When Gezehegn came back, nothing was resolved—the trek was planned for an area along the disputed border of two kabales (precincts) and each wanted representation on the trek. Over 30 men joined around Abdu to crouch in a circle (most were onlookers) and discuss. The final, simple, obvious solution: Four camel drivers from one group, four from the other.
[Not even the main discussion.]
After the matter was resolved—at maybe 3:30—we unloaded the cars, said goodbye and good luck, and headed out. To Teru. I got up on the roof of the administrative building via a sketchy ladder to download the GPS in peace. Well, relative peace. I had to pee pretty bad as soon as I got up there.
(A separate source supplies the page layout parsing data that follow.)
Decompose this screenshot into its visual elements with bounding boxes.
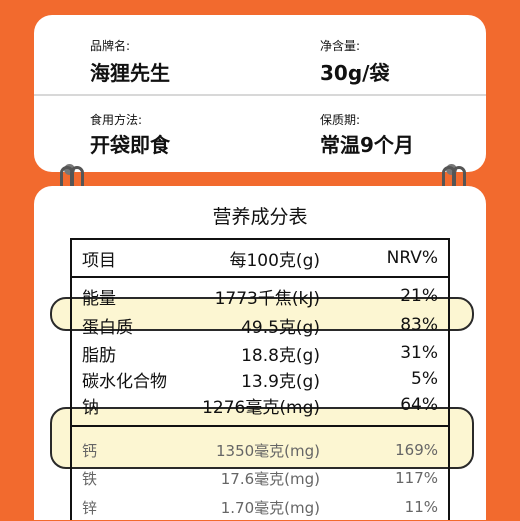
shelf-life-value: 常温9个月 [320,133,414,157]
table-row: 蛋白质 49.5克(g) 83% [72,311,448,339]
brand-value: 海狸先生 [90,61,170,85]
nutrient-name: 钠 [82,397,99,418]
nutrient-name: 钙 [82,441,98,460]
nutrient-nrv: 5% [411,369,438,389]
nutrient-amount: 49.5克(g) [241,317,320,338]
info-divider [34,94,486,96]
protein-highlight [50,297,474,331]
nutrient-amount: 17.6毫克(mg) [220,469,320,488]
header-item: 项目 [82,250,116,271]
nutrient-amount: 1.70毫克(mg) [220,498,320,517]
table-row: 碳水化合物 13.9克(g) 5% [72,365,448,393]
nutrient-nrv: 31% [400,343,438,363]
header-nrv: NRV% [386,248,438,268]
table-row: 铁 17.6毫克(mg) 117% [72,464,448,492]
net-weight-label: 净含量: [320,39,361,53]
nutrition-title: 营养成分表 [212,206,308,228]
brand-label: 品牌名: [90,39,131,53]
nutrient-nrv: 83% [400,315,438,335]
product-info-card: 品牌名: 海狸先生 净含量: 30g/袋 食用方法: 开袋即食 保质期: 常温9… [34,15,486,172]
nutrient-name: 能量 [82,288,116,309]
nutrient-nrv: 21% [400,286,438,306]
table-row: 钙 1350毫克(mg) 169% [72,436,448,464]
minerals-highlight [50,407,474,469]
nutrition-card: 营养成分表 项目 每100克(g) NRV% 能量 1773千焦(kJ) 21%… [34,186,486,520]
table-row: 锌 1.70毫克(mg) 11% [72,493,448,521]
nutrient-amount: 1350毫克(mg) [215,441,320,460]
header-amount: 每100克(g) [229,250,320,271]
nutrient-amount: 13.9克(g) [241,371,320,392]
nutrient-name: 铁 [82,469,98,488]
table-row: 钠 1276毫克(mg) 64% [72,391,448,419]
net-weight-value: 30g/袋 [320,61,390,85]
nutrient-nrv: 64% [400,395,438,415]
nutrient-nrv: 169% [395,441,438,459]
table-header-row: 项目 每100克(g) NRV% [72,244,448,272]
usage-label: 食用方法: [90,113,143,127]
nutrient-nrv: 117% [395,469,438,487]
nutrient-amount: 18.8克(g) [241,345,320,366]
nutrient-name: 碳水化合物 [82,371,167,392]
usage-value: 开袋即食 [90,133,170,157]
nutrient-amount: 1276毫克(mg) [202,397,320,418]
nutrition-table: 项目 每100克(g) NRV% 能量 1773千焦(kJ) 21% 蛋白质 4… [70,238,450,520]
header-divider [70,276,450,278]
nutrient-name: 蛋白质 [82,317,133,338]
section-divider [70,425,450,427]
nutrient-name: 锌 [82,498,98,517]
nutrient-name: 脂肪 [82,345,116,366]
table-row: 能量 1773千焦(kJ) 21% [72,282,448,310]
table-row: 脂肪 18.8克(g) 31% [72,339,448,367]
nutrient-amount: 1773千焦(kJ) [214,288,320,309]
shelf-life-label: 保质期: [320,113,361,127]
nutrient-nrv: 11% [404,498,438,516]
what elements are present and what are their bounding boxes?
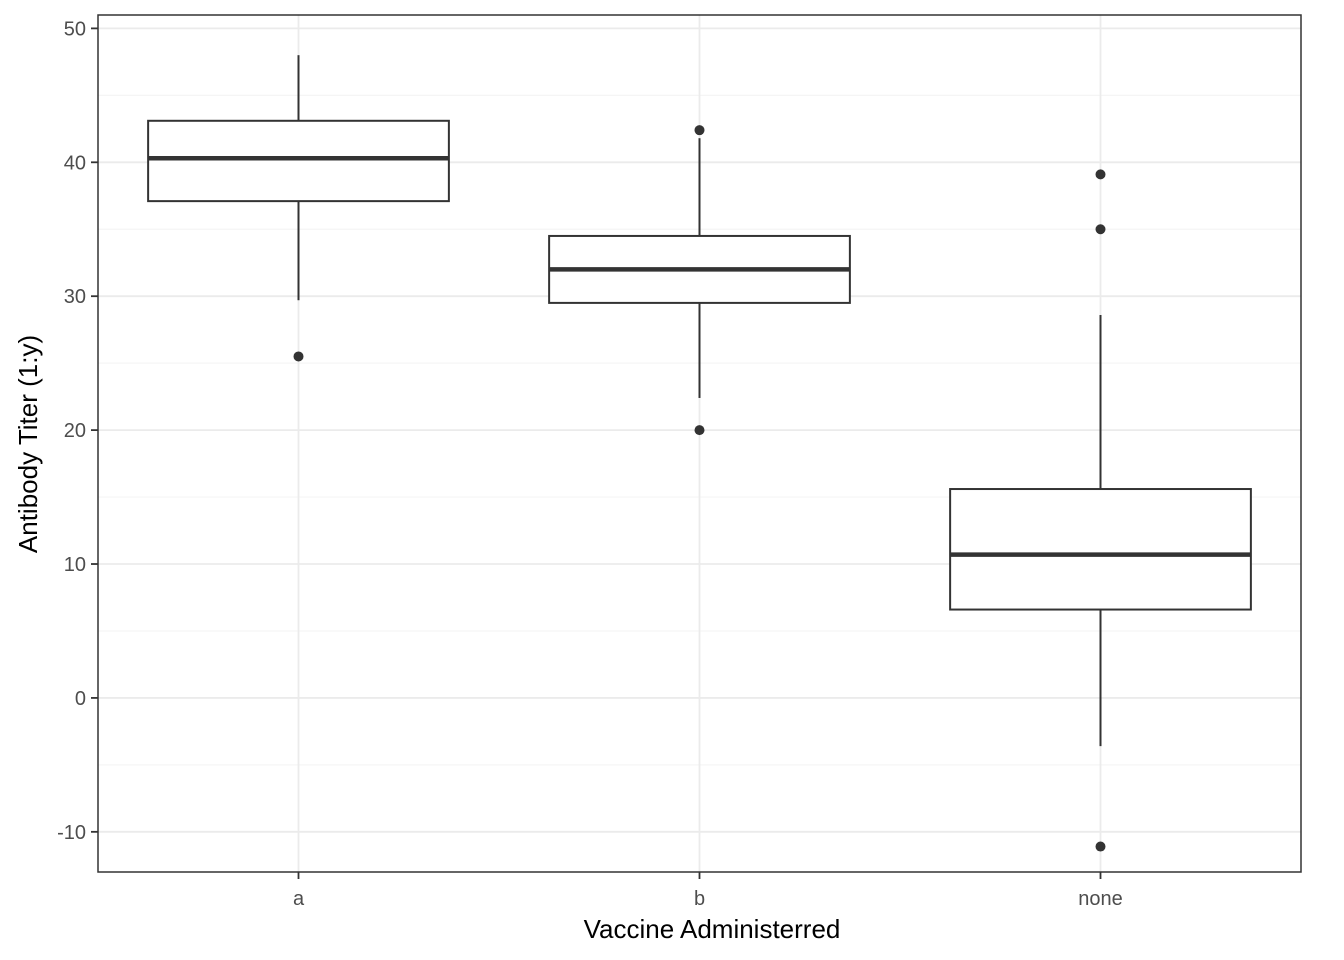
y-tick-label: -10 — [57, 822, 86, 844]
box-none — [949, 488, 1252, 611]
x-tick-label: none — [1078, 888, 1123, 910]
axes: -10 0 10 20 30 40 50 a b none — [57, 18, 1123, 910]
x-tick-label: a — [293, 888, 305, 910]
boxes — [147, 55, 1252, 852]
y-tick-label: 20 — [64, 420, 86, 442]
outlier-point — [1095, 169, 1106, 180]
outlier-point — [694, 425, 705, 436]
box-a — [147, 119, 450, 203]
outlier-point — [1095, 841, 1106, 852]
x-axis-title: Vaccine Administerred — [584, 914, 841, 944]
y-tick-label: 30 — [64, 286, 86, 308]
x-tick-label: b — [694, 888, 705, 910]
y-tick-label: 10 — [64, 554, 86, 576]
y-axis-title: Antibody Titer (1:y) — [13, 335, 43, 553]
outlier-point — [694, 125, 705, 136]
y-tick-label: 0 — [75, 688, 86, 710]
y-tick-label: 40 — [64, 152, 86, 174]
outlier-point — [1095, 224, 1106, 235]
y-tick-label: 50 — [64, 18, 86, 40]
outlier-point — [293, 351, 304, 362]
I figured the roof was constructed for rain, so the run-off probably wouldn’t go directly into the building, right? But the sound might be suspicious… and the smell… Yes, I actually did think these things. And I held it.
[The black towers are vengence towers, there to remind neighboring tribes that they've still got it coming to them. As in, you killed one of ours, we've still gotta getcha back.]
[From my tent at night:] Foxes or jackals calling, a falling, whistling noise, interspersed with high-pitched barking.